Scheuen

[1431] Scheuen, verb. reg. act. et reciproc. welches eigentlich fliehen bedeutet hat, von welchem jetzt veralteten Gebrauche noch hin und wieder Spuren vorkommen. Bey dem Notker ist das abgeleitete skigtig sin fliehen. Jetzt ist es nur noch in verschiedenen figürlichen Arten des Gebrauches üblich. 1) Eine auf dunkele Vorstellungen gegründete Furcht vor einem Dinge empfinden und sich von demselben zu entfernen suchen; als ein Reciprocum. Das Pferd scheuet sich vor einer Windmühle, das Kind vor dem Ruprecht. In weiterer Bedeutung ist sich scheuen, einen gewissen Grad des Widerwillens, das Ekels, ingleichen der Furcht vor etwas empfinden. Sich scheuen, mit einem andern aus einem Glase zu trinken. Sich vor den Blattern scheuen.

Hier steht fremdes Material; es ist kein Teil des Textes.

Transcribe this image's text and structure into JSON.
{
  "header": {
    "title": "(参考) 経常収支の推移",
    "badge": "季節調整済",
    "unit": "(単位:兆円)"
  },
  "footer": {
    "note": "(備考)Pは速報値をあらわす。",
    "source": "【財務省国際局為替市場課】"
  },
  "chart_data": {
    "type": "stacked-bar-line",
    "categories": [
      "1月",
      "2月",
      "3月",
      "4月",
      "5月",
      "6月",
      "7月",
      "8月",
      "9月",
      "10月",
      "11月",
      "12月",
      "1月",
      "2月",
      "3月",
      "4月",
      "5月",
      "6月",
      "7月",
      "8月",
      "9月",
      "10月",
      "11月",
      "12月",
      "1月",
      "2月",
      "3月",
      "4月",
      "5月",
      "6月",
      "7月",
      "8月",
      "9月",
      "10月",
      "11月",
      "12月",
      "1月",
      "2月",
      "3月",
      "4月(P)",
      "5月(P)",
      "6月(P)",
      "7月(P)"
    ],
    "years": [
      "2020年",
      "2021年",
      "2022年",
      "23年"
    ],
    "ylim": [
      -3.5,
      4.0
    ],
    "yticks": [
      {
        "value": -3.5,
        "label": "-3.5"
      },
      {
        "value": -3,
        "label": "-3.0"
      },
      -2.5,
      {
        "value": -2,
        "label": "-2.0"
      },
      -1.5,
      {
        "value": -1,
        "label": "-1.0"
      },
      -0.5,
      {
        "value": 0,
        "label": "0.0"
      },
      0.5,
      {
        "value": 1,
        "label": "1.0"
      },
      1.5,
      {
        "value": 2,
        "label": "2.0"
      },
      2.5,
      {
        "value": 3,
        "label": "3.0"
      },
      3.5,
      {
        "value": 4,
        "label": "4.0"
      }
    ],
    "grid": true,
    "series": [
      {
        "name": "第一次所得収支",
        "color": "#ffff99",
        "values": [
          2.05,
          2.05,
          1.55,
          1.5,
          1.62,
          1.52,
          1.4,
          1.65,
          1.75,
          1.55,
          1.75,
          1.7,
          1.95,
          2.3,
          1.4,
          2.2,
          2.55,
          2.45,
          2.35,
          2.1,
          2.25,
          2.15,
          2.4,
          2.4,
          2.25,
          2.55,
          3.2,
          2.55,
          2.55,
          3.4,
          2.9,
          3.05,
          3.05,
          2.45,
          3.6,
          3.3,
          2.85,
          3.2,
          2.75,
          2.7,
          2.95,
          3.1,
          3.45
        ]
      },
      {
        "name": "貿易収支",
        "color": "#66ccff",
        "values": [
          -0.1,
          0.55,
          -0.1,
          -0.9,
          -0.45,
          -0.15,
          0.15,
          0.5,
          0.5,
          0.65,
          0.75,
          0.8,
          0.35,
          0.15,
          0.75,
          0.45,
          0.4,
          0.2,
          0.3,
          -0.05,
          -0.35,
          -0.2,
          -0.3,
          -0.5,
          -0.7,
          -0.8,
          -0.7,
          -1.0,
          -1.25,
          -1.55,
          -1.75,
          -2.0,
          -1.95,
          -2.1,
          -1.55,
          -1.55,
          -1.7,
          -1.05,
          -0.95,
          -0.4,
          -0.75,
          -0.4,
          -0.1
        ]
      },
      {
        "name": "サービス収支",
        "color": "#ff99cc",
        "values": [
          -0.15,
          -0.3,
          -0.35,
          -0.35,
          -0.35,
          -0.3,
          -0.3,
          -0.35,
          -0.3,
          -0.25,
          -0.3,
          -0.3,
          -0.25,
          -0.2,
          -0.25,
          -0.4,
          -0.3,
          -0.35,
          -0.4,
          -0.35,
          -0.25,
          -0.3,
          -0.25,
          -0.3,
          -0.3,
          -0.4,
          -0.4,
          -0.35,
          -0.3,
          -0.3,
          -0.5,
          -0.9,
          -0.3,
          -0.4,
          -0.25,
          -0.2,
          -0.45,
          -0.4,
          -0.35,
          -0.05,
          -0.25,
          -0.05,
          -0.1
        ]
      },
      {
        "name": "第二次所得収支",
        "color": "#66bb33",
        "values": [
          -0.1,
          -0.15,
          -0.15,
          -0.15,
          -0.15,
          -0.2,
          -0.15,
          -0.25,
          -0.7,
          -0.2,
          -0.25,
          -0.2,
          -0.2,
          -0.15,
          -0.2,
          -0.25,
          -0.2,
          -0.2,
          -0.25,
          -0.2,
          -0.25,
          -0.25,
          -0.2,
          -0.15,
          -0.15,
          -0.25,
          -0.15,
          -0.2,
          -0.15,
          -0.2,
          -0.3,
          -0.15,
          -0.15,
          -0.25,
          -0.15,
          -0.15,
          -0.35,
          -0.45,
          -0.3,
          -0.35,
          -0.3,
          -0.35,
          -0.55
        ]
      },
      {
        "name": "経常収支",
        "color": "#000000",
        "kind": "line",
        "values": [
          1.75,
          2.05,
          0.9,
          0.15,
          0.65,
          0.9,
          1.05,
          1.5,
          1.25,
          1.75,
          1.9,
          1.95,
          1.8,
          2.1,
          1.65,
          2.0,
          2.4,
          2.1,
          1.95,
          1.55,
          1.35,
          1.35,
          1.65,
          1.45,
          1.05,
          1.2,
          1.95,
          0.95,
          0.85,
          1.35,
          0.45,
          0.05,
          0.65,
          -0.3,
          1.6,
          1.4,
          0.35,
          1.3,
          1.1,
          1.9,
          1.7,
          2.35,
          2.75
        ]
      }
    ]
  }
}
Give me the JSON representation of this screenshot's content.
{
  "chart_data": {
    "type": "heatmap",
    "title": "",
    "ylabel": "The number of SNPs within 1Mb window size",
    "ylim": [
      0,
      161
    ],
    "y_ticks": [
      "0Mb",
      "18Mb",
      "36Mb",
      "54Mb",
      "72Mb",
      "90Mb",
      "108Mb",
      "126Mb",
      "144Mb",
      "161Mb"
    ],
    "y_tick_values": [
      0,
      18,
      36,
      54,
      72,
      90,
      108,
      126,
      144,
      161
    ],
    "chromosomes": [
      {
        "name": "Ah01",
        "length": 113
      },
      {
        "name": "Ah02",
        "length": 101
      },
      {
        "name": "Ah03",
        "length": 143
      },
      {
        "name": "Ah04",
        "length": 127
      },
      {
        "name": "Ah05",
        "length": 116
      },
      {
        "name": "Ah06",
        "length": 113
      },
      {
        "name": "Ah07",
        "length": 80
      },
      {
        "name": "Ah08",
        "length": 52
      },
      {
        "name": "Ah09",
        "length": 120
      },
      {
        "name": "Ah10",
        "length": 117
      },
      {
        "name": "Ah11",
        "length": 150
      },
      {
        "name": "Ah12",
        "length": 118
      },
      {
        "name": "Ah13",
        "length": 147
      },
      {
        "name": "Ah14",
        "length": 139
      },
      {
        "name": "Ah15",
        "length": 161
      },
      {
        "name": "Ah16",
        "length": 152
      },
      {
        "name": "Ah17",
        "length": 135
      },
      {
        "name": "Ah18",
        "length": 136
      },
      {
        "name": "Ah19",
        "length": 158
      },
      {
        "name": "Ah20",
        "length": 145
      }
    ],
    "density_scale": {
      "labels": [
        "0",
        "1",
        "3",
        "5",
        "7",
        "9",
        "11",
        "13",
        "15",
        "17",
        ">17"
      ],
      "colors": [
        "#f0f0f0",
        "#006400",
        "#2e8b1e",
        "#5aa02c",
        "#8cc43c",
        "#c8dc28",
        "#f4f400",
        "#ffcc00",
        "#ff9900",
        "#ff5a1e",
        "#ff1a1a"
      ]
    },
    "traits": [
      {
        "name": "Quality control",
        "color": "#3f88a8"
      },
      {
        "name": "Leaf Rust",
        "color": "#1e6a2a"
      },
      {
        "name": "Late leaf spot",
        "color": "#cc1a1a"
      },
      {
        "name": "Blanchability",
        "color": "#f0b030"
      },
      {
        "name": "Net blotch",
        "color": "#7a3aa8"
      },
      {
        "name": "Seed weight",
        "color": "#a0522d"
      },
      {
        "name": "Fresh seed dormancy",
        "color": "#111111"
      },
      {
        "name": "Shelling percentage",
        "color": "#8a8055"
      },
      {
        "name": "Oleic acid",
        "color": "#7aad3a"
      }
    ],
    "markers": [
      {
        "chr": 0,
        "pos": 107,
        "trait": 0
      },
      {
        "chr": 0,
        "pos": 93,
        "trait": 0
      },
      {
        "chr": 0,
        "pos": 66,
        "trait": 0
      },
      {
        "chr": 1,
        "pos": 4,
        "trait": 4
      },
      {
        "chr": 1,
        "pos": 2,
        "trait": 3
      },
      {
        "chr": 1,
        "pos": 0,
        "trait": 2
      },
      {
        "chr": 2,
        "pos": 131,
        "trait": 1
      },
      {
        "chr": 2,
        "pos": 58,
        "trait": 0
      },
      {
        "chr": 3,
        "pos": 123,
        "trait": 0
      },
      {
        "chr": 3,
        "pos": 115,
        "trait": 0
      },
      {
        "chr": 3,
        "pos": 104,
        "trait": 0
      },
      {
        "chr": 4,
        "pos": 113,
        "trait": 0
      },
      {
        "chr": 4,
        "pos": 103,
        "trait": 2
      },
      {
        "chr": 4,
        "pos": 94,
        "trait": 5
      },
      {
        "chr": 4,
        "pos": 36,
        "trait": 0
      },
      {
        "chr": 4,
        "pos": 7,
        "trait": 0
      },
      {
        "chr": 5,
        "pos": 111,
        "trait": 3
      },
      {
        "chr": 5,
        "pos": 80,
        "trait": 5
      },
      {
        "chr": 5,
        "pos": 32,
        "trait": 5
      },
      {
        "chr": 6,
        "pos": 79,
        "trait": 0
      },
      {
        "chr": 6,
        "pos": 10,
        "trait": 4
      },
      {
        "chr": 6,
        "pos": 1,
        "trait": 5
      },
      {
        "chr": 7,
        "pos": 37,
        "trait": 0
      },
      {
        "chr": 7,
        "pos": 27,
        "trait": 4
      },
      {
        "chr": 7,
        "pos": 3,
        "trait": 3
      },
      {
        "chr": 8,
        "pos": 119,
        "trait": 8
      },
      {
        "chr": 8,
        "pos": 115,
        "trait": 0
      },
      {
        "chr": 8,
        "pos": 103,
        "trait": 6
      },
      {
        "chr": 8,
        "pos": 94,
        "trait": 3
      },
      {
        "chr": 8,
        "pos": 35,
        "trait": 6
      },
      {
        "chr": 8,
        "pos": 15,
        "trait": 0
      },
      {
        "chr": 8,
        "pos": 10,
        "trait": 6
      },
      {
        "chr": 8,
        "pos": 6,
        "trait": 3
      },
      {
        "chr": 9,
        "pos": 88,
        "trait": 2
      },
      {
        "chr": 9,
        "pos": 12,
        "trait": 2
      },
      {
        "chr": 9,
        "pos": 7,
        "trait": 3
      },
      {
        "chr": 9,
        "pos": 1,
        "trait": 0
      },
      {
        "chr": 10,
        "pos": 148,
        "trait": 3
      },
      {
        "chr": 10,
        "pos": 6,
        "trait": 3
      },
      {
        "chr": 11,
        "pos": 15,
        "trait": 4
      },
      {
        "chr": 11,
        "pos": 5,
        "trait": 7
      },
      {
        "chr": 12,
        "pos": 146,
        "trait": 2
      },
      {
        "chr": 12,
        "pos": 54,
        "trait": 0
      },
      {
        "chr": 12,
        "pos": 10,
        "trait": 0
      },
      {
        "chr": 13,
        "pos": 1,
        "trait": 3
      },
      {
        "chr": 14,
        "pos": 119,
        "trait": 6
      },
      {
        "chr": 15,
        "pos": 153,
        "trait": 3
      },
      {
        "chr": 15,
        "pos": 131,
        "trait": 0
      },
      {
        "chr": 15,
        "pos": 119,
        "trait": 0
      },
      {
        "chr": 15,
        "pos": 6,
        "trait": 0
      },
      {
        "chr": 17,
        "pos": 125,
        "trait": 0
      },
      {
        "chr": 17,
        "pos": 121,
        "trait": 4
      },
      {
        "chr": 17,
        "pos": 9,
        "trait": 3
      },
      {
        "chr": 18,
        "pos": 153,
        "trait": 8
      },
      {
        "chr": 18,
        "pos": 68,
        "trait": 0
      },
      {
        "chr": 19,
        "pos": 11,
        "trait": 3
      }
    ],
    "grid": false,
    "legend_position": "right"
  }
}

Sie scheut sich nicht vor der Liebe, sondern nur vor dem Nahmen derselben, Gell. 2) Als ein Übel zu vermeiden suchen; als ein Activum mit der vierten Endung der Person. Ein gebranntes Kind scheuet das Feuer. Die Kälte, die Arbeit scheuen. Jemandes Umgang scheuen. Das Licht scheuen. Wo in manchen Fällen auch das Reciprocum gebraucht werden kann. Sich vor der Kälte, vor der Arbeit scheuen. Aber für sich hüthen ist es im Hochdeutschen ungewöhnlich, obgleich Luther es mehrmahls so gebraucht. Sich vor der Abgötterey scheuen, Sir. 15, 13. Daß sich auch die Höhen fürchten und scheuen auf dem Wege, Pred. 12, 5. Daß ihr vor ihrem Aase euch scheuet, 3 Mos. 11, 11. 3) Aus Achtung Bedenken tragen, etwas jemanden mißfälliges zu begehen, oder den Wohlstand zu verletzen; als ein Reciprocum. Sich vor niemanden scheuen. Ich scheue mich, es zu sagen. Vor wem sollt ich mich scheuen? Sich scheuen jemanden unter die Augen zu kommen. Zuweilen, obgleich seltener, auch mit der vierten Endung. Thue Recht, scheue niemand. Zuweilen gebraucht man es auch mit der zweyten Endung der Sache: wenn ihr euch auch der Sünde nicht scheuet, so sollet ihr euch der Schande fürchten, Hermes; d.i. wenn ihr euch nicht scheuet, die Sünde zu begehen. Daher das Scheuen, noch mehr aber die Scheu.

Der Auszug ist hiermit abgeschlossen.